How could this possibly happen?
I’d asked Ethan to empty the 2 upstairs bathroom wastebaskets before taking the garbage bin to the curb, but he’d forgotten. Not wanting to let him out of the chore, I told him to dump the bathroom trash into a plastic bag, then bring it out to the garbage bin already on the curb.
Evidently these instructions were too confusing, too difficult, or completely ignored because Ethan ended up hand carrying the two bathroom wastebaskets out to the curb, trailing used Q-tips and dental floss through out the house (because the wastebaskets were really full and it’s just hard to carry two at a time AND hold your nose from the offensive odor AND try and open the front door at the same time.)
Once he'd made it to the curb, he opened the lid of the garbage bin.
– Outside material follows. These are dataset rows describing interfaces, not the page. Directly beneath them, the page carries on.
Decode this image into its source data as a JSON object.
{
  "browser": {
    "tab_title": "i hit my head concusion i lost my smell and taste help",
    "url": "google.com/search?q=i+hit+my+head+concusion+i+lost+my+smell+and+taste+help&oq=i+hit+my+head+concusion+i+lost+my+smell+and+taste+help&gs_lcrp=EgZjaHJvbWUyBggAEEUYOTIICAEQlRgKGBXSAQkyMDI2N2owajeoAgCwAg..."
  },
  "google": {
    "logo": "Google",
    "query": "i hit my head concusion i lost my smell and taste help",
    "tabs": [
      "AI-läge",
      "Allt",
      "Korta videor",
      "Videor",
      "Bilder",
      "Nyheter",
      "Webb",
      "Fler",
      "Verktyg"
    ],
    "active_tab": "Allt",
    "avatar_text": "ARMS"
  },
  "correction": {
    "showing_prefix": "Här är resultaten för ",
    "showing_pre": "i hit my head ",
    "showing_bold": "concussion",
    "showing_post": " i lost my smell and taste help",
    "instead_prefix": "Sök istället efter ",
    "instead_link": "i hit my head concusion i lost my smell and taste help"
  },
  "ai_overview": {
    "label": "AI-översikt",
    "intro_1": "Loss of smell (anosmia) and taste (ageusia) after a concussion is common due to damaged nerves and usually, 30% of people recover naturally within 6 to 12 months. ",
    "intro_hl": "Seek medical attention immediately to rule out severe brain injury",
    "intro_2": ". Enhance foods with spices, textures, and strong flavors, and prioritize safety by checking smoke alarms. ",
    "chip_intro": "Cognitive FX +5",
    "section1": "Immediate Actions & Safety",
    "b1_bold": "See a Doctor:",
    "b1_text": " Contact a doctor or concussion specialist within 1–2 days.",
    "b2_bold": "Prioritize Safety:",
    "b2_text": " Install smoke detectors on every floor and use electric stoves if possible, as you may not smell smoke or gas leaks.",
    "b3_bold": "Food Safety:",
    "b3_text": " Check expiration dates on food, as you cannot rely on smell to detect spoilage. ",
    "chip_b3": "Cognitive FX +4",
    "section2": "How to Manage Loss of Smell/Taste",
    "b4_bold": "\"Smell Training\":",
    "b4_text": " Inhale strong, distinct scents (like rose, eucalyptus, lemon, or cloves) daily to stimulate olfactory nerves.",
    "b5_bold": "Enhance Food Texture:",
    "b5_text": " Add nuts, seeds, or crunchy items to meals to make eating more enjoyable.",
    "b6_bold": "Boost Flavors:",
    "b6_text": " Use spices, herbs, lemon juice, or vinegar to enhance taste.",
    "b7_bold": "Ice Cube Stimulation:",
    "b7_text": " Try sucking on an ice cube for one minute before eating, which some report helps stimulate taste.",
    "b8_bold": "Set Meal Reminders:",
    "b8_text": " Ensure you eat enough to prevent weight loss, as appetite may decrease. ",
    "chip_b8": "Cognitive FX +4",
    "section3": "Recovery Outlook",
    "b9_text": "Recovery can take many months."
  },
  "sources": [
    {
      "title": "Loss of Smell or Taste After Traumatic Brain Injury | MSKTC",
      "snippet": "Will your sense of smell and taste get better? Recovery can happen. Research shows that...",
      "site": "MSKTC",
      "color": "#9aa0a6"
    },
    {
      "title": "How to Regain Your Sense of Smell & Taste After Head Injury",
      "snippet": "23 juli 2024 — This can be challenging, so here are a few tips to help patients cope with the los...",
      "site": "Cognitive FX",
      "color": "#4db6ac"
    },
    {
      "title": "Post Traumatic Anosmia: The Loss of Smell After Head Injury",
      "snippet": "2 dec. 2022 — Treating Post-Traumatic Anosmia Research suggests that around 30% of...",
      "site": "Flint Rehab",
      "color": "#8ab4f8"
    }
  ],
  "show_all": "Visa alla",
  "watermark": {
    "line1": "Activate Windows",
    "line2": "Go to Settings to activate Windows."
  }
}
Whether or not he noticed that it was already full to the top is still unclear. What is clear, however, is that he took the first wastebasket (mine) and up-ended it over the garbage bin. To be fair, about 10% of the bathroom wastebasket contents did actually make it into the garbage bin. The rest, of course: Right in front of our house.
This week I made sure those bathroom wastebaskets were emptied, the contents tied up in a plastic bag, and securely sequestered somewhere in the middle of the garbage bin before Ethan took the garbage out.
Lesson learned.
1 comment:
Funny. i can just picture this whole thing going down, complete with the looks on your and Ethan's faces.